После такого объяснения главнокомандующие послали в атаку друг на друга пехоту. Назойливо и безумолчно затрещали барабаны. Произошла яростная свалка, в которой участвовали и бутырцы. Итогом битвы в поле стало некоторое сокращение численности войск: 45 человек с обеих сторон получили ранения, ожоги и телесные повреждения. Не все из них с поля боя ушли своими ногами — их уносили, взяв с бережением за руки и ноги, в станы, отдавая там под присмотр полковых лекарей. Те ругались, поскольку их сумки с аптечными припасами заметно опустели:

   — И как ты от деревянного багинета-то не отвернулся, аника-воин? А если бы всамделешный, железный? Тогда тебе было каково?

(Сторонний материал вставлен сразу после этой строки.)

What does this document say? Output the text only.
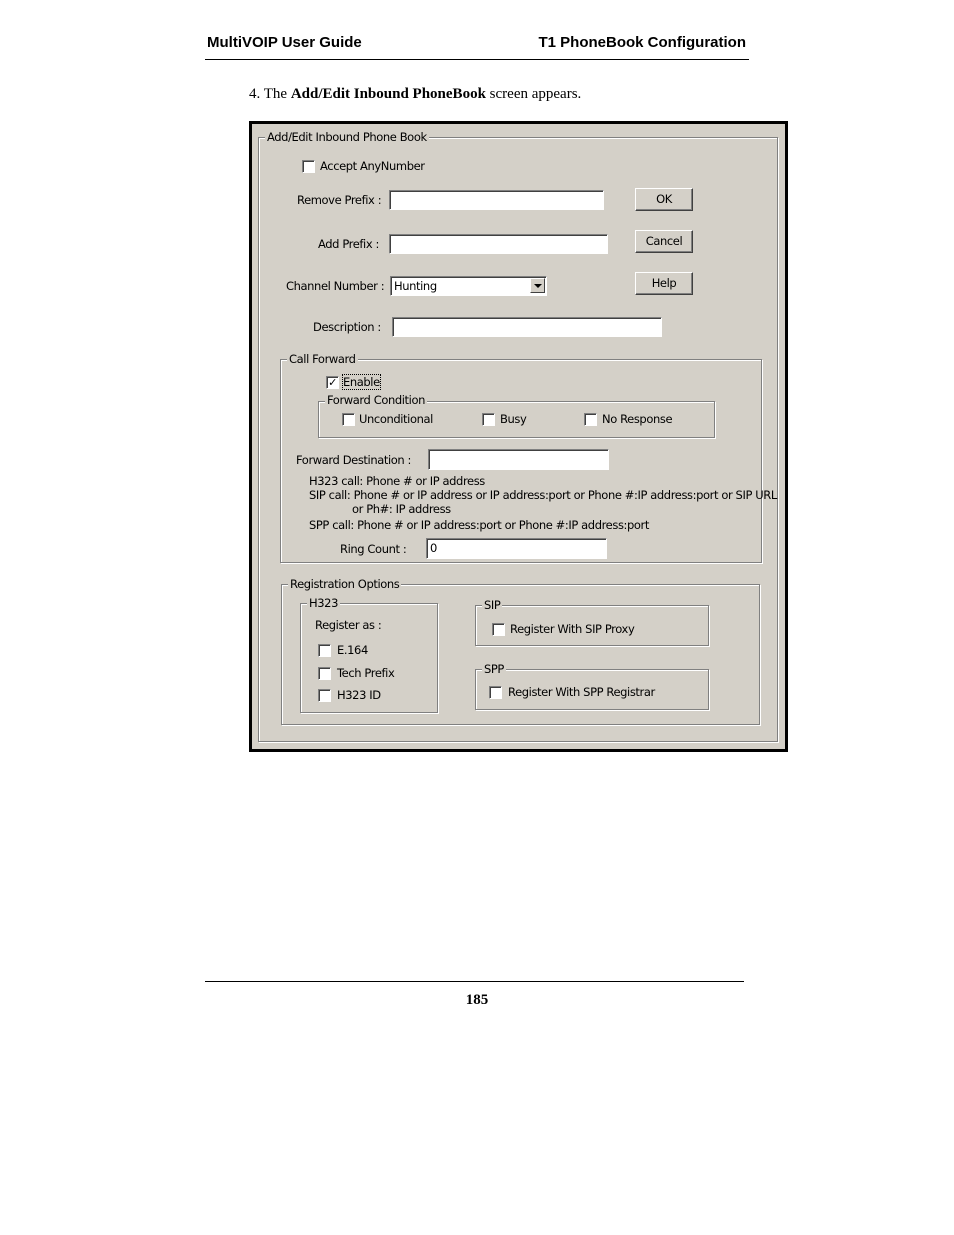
MultiVOIP User Guide	T1 PhoneBook Configuration
4. The Add/Edit Inbound PhoneBook screen appears.
Add/Edit Inbound Phone Book
Accept AnyNumber
Remove Prefix :
Add Prefix :
Channel Number : Hunting
Description :
OK
Cancel
Help
Call Forward
✓ Enable
Forward Condition
Unconditional	Busy	No Response
Forward Destination :
H323 call: Phone # or IP address
SIP call: Phone # or IP address or IP address:port or Phone #:IP address:port or SIP URL
or Ph#: IP address
SPP call: Phone # or IP address:port or Phone #:IP address:port
Ring Count :	0
Registration Options
H323
Register as :
E.164
Tech Prefix
H323 ID
SIP
Register With SIP Proxy
SPP
Register With SPP Registrar
185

Раненые, как правило, отвечали лекарям на слова укоризны с известной бравадой:

   — Ничего, что он меня деревом оцарапал. Я ему фузейным прикладом всю башку разбил. Подись, уже помер озорник...

«Израненных в потехе», что не хотели идти к лекарям, отправили в обоз вылечиваться командирским приказом. Узнав о числе раненых в дневной свалке, Пётр приказал:

   — Похвалить за доблесть и выдать на человека по чарке белого вина да по четверти пива на двоих.

Гордону после того рукопашного боя вновь пришлось блеснуть мастерством фортификатора. По приказу «генералиссимуса Фридриха» его бутырцы вместе с полком генерала Франца Лефорта построили в ста саженях от «Безымянного городка» бутурлинцев два земляных редута. Их окопали рвами, укрепили плетнём и поставили на валу рогатки.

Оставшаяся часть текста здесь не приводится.